Yang dimaksud adalah
rahmat Allah yang luas.
Demikianlah
Rasulullah shallallahu `alaihi wa sallam menyikapi seorang yang memang bodoh,
membutuhkan pengajaran dan pendidikan. Ketika orang Arab gunung itu setelah
faqih (memahami agama) dia katakan, “Ayah dan ibuku sebagai jaminan. Sungguh
Nabi shallallahu `alaihi wa sallam bangkit kepadaku tanpa mencela, menghardik
atau pun memukulku.”
Selain itu kita juga
dapati sifat ta`anni beliau shallallahu `alaihi wa sallam ketika para shahabat
membentak si orang gunung tersebut. Beliau malah mengatakan, “Biarkan dia”. Hal
itu karena beliau berfikir dan melihat sisi hikmah, yaitu jika dibentak dan
diganggu ketika dia sedang buang air, akan membawa dampak negatif yang lebih
banyak. Bisa jadi najis dari kencingnya akan berceceran di tempat yang lebih
luas, atau najis itu bisa saja mengenai pakaiannya. Bahkan, justru akan
menjadikan penyakit bagi orang tersebut karena menahan kencing dan lainnya.
Demikianlah
semestinya sikap seorang mukmin, apalagi dia seorang da’i. Janganlah segera
bersikap emosional, bersifatlah ta`anni. Perlakukanlah orang-orang awam dan
jahil dengan sabar serta ajarilah mereka dengan lemah lembut.
Adapun orang-orang
bodoh yang tidak mau mengerti perkataan orang, tinggalkanlah dan hindarilah dia
dengan baik dan ucapkanlah ucapan yang baik. Allah berfirman dalam
mengungkapkan sifat hamba-hamba-Nya :
“Hamba-hamba Allah
yang Maha Rahman adalah orang-orang yang berjalan di muka bumi dengan rendah
hati. Jika orang-orang bodoh mengajak bicara mereka, mereka mengucapkan
kata-kata yang mengandung keselamatan.” (Al-Furqan: 63)
Saat menafsirkan ayat
ini Ibnu Katsir rahimahullah menyatakan, “Yaitu jika orang-orang bodoh
mengganggu mereka dengan ucapan yang jelek, mereka tidak membalasnya dengan
yang semisal. Bahkan mereka memaafkan dan memaklumi serta tidak mengucapkan
selain kebaikan semata. Sebagaimana Rasulullah shallallahu `alaihi wa sallam
tidak membalas kerasnya kejahilan seseorang melainkan dengan kelembutan yang
amat sangat.”
Dikisahkan dalam
sebuah riwayat, seorang mencela orang lain kemudian orang yang dicela tersebut
mengatakan alaikas salam (semoga keselamatan atasmu). Rasulullah shallallahu
`alaihi wa sallam yang mendengar ucapan itu langsung menegur, “Ketahuilah,
sesungguhnya malaikat (yang menyaksikan) di antara kalian berdua membelamu.

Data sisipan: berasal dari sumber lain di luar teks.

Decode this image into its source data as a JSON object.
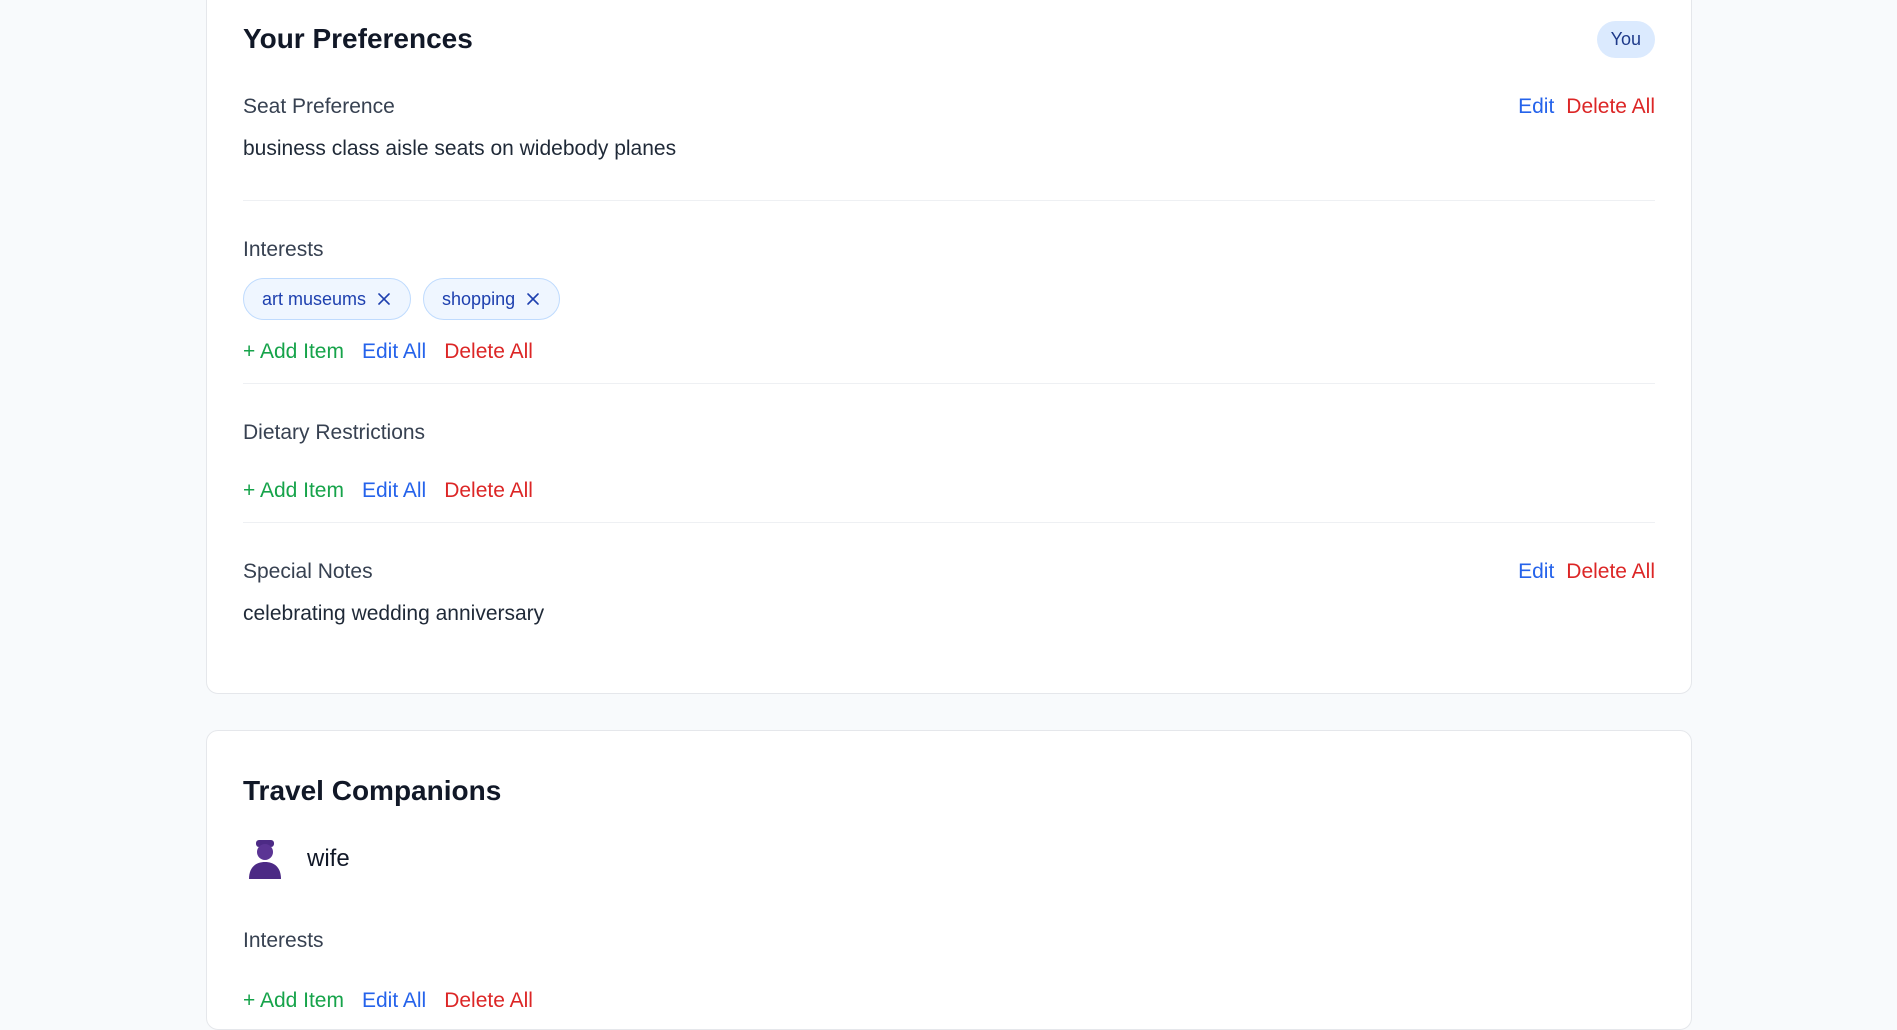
{
  "preferences": {
    "title": "Your Preferences",
    "badge": "You",
    "seat": {
      "label": "Seat Preference",
      "value": "business class aisle seats on widebody planes",
      "edit": "Edit",
      "delete": "Delete All"
    },
    "interests": {
      "label": "Interests",
      "items": [
        "art museums",
        "shopping"
      ],
      "add": "+ Add Item",
      "edit_all": "Edit All",
      "delete_all": "Delete All"
    },
    "dietary": {
      "label": "Dietary Restrictions",
      "add": "+ Add Item",
      "edit_all": "Edit All",
      "delete_all": "Delete All"
    },
    "notes": {
      "label": "Special Notes",
      "value": "celebrating wedding anniversary",
      "edit": "Edit",
      "delete": "Delete All"
    }
  },
  "companions": {
    "title": "Travel Companions",
    "items": [
      {
        "name": "wife",
        "icon": "person-avatar-icon",
        "interests": {
          "label": "Interests",
          "add": "+ Add Item",
          "edit_all": "Edit All",
          "delete_all": "Delete All"
        }
      }
    ]
  },
  "colors": {
    "blue": "#2563eb",
    "red": "#dc2626",
    "green": "#16a34a",
    "avatar": "#4c2a85"
  }
}
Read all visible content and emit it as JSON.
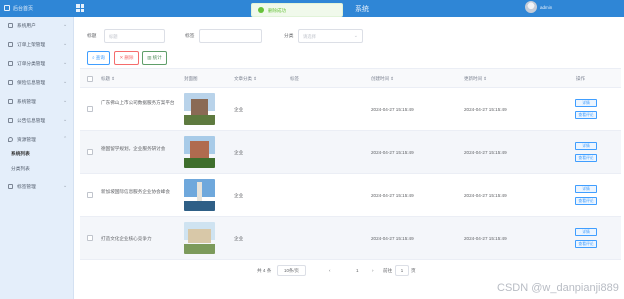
{
  "header": {
    "home_label": "后台首页",
    "system_title": "系统",
    "username": "admin"
  },
  "toast": {
    "message": "删除成功"
  },
  "sidebar": {
    "items": [
      {
        "label": "系统用户",
        "chevron": "⌄"
      },
      {
        "label": "订单上架管理",
        "chevron": "⌄"
      },
      {
        "label": "订单分类管理",
        "chevron": "⌄"
      },
      {
        "label": "保险信息管理",
        "chevron": "⌄"
      },
      {
        "label": "系统管理",
        "chevron": "⌄"
      },
      {
        "label": "公告信息管理",
        "chevron": "⌄"
      },
      {
        "label": "资源管理",
        "chevron": "⌃"
      },
      {
        "label": "系统列表",
        "active": true
      },
      {
        "label": "分类列表"
      },
      {
        "label": "标签管理",
        "chevron": "⌄"
      }
    ]
  },
  "filters": {
    "title_label": "标题",
    "title_placeholder": "标题",
    "tag_label": "标签",
    "tag_placeholder": "",
    "category_label": "分类",
    "category_placeholder": "请选择"
  },
  "toolbar": {
    "search_label": "查询",
    "delete_label": "删除",
    "stats_label": "统计"
  },
  "table": {
    "columns": [
      "标题 ⇕",
      "封面图",
      "文章分类 ⇕",
      "标签",
      "创建时间 ⇕",
      "更新时间 ⇕",
      "操作"
    ],
    "rows": [
      {
        "title": "广东佛山上市公司数据服务方案平台",
        "category": "企业",
        "tags": "",
        "created": "2024-04-27 15:15:49",
        "updated": "2024-04-27 15:15:49",
        "thumb": {
          "sky": "#b9d3ea",
          "bld": "#8a6a55",
          "gnd": "#5e7a3f"
        }
      },
      {
        "title": "德国留学规划，企业服务研讨会",
        "category": "企业",
        "tags": "",
        "created": "2024-04-27 15:15:49",
        "updated": "2024-04-27 15:15:49",
        "thumb": {
          "sky": "#a8cbe8",
          "bld": "#b06b4f",
          "gnd": "#3f6f2d"
        }
      },
      {
        "title": "新加坡国际信息服务企业协会峰会",
        "category": "企业",
        "tags": "",
        "created": "2024-04-27 15:15:49",
        "updated": "2024-04-27 15:15:49",
        "thumb": {
          "sky": "#6fa8dc",
          "bld": "#e7e3da",
          "gnd": "#2f5f86"
        }
      },
      {
        "title": "打造文化企业核心竞争力",
        "category": "企业",
        "tags": "",
        "created": "2024-04-27 15:15:49",
        "updated": "2024-04-27 15:15:49",
        "thumb": {
          "sky": "#cfe3f1",
          "bld": "#d8c8a8",
          "gnd": "#7c9a5b"
        }
      }
    ],
    "action_edit": "详情",
    "action_view": "查看评论"
  },
  "pagination": {
    "total_label": "共 4 条",
    "page_size": "10条/页",
    "prev": "‹",
    "current_page": "1",
    "next": "›",
    "goto_label": "前往",
    "goto_value": "1",
    "page_suffix": "页"
  },
  "watermark": "CSDN @w_danpianji889"
}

Setiap dia mencelamu malaikat itu berkata, ‘Bahkan engkau! Engkau lebih berhak
dengannya!’ Sedang ketika engkau mengucapkan kepadanya, 'alaikas salam,'
malaikat itu berkata, ‘bahkan atasmu! Engkau lebih berhak dengannya.' "
(HR. Ahmad 5 / 445, Kata Ibnu Katsir sanadnya hasan. Lihat Al-Hikmah hal. 61)
Dalam ayat lain,
Allah juga memerintahkan berpaling dari orang-orang bodoh.
“Jadilah engkau
pemaaf dan suruhlah orang yang mengerjakan yang ma’ruf serta berpalinglah dari
orang-orang yang bodoh.” (Al-A`raf: 199)
Berkenaan dengan ayat
ini, kita tengok riwayat Umar bin Khattab. Dikatakan Ibnu Abbas : “Uyainah bin
Hishn bin Huzaijah datang dan singgah di rumah saudaranya, Al-Har bin Qais.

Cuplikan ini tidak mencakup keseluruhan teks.